Instituto de Investigación Sanitaria, Hospital Universitario de La Princesa, 28006 Madrid, Spain.
Int J Mol Sci. 2020 Mar 12;21(6):1946. doi: 10.3390/ijms21061946.
Synaptic disruption and altered neurotransmitter release occurs in the brains of patients and in murine models of neurodegenerative diseases (NDDs). During the last few years, evidence has accumulated suggesting that the sympathoadrenal axis is also affected as disease progresses. Here, we review a few studies done in adrenal medullary chromaffin cells (CCs), that are considered as the amplifying arm of the sympathetic nervous system; the sudden fast exocytotic release of their catecholamines-stored in noradrenergic and adrenergic cells-plays a fundamental role in the stress fight-or-flight response. Bulk exocytosis and the fine kinetics of single-vesicle exocytotic events have been studied in mouse models carrying a mutation linked to NDDs. For instance, in R6/1 mouse models of Huntington's disease (HD), mutated huntingtin is overexpressed in CCs; this causes decreased quantal secretion, smaller quantal size and faster kinetics of the exocytotic fusion pore, pore expansion, and closure. This was accompanied by decreased sodium current, decreased acetylcholine-evoked action potentials, and attenuated [Ca]c transients with faster Ca clearance. In the SOD1 mouse model of amyotrophic lateral sclerosis (ALS), CCs exhibited secretory single-vesicle spikes with a slower release rate but higher exocytosis. Finally, in the APP/PS1 mouse model of Alzheimer's disease (AD), the stabilization, expansion, and closure of the fusion pore was faster, but the secretion was attenuated. Additionally, α-synuclein that is associated with Parkinson's disease (PD) decreases exocytosis and promotes fusion pore dilation in adrenal CCs. Furthermore, Huntington-associated protein 1 (HAP1) interacts with the huntingtin that, when mutated, causes Huntington's disease (HD); HAP1 reduces full fusion exocytosis by affecting vesicle docking and controlling fusion pore stabilization. The alterations described here are consistent with the hypothesis that central alterations undergone in various NDDs are also manifested at the peripheral sympathoadrenal axis to impair the stress fight-or-flight response in patients suffering from those diseases. Such alterations may occur: (i) primarily by the expression of mutated disease proteins in CCs; (ii) secondarily to stress adaptation imposed by disease progression and the limitations of patient autonomy.

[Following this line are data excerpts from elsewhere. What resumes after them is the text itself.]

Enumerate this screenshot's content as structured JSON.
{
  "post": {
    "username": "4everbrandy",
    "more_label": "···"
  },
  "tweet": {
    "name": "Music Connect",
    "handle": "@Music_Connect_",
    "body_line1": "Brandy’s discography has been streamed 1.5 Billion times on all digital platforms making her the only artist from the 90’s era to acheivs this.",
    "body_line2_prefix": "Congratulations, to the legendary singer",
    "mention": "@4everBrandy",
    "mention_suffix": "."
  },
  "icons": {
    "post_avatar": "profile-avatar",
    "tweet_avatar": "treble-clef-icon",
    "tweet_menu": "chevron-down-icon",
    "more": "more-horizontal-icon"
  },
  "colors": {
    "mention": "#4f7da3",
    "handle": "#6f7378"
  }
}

在神经退行性疾病(NDDs)患者和啮齿动物模型中,突触破坏和神经递质释放改变发生在大脑中。在过去的几年中,有证据表明,随着疾病的进展,交感肾上腺轴也受到影响。在这里,我们回顾了一些在肾上腺髓质嗜铬细胞(CCs)中进行的研究,这些细胞被认为是交感神经系统的放大臂;它们储存的儿茶酚胺的突然快速胞吐释放——在应激反应的战斗或逃跑中起着至关重要的作用。在携带与 NDDs 相关突变的小鼠模型中,已经研究了胞吐的整体释放和单个囊泡胞吐事件的精细动力学。例如,在亨廷顿病(HD)的 R6/1 小鼠模型中,突变型亨廷顿蛋白在 CCs 中过度表达;这导致量子分泌减少、量子大小减小以及胞吐融合孔、孔扩张和闭合的动力学加快。这伴随着钠电流减少、乙酰胆碱诱发的动作电位减少以及钙清除更快的 [Ca]c 瞬变衰减。在肌萎缩侧索硬化症(ALS)的 SOD1 小鼠模型中,CCs 表现出分泌性单囊泡尖峰,其释放速率较慢,但胞吐作用较高。最后,在阿尔茨海默病(AD)的 APP/PS1 小鼠模型中,融合孔的稳定、扩张和闭合更快,但分泌减少。此外,与帕金森病(PD)相关的α-突触核蛋白降低了肾上腺 CCs 的胞吐作用并促进融合孔扩张。此外,与亨廷顿病相关的蛋白 1(HAP1)与突变导致亨廷顿病(HD)的亨廷顿蛋白相互作用;HAP1 通过影响囊泡 docking 并控制融合孔稳定性来减少完全融合的胞吐作用。这里描述的改变与这样一种假设一致,即各种 NDD 中发生的中枢改变也表现在周围的交感肾上腺轴上,从而损害患有这些疾病的患者的应激反应。这种改变可能发生:(i)主要是由于 CCs 中突变疾病蛋白的表达;(ii)其次是由于疾病进展和患者自主性限制带来的应激适应。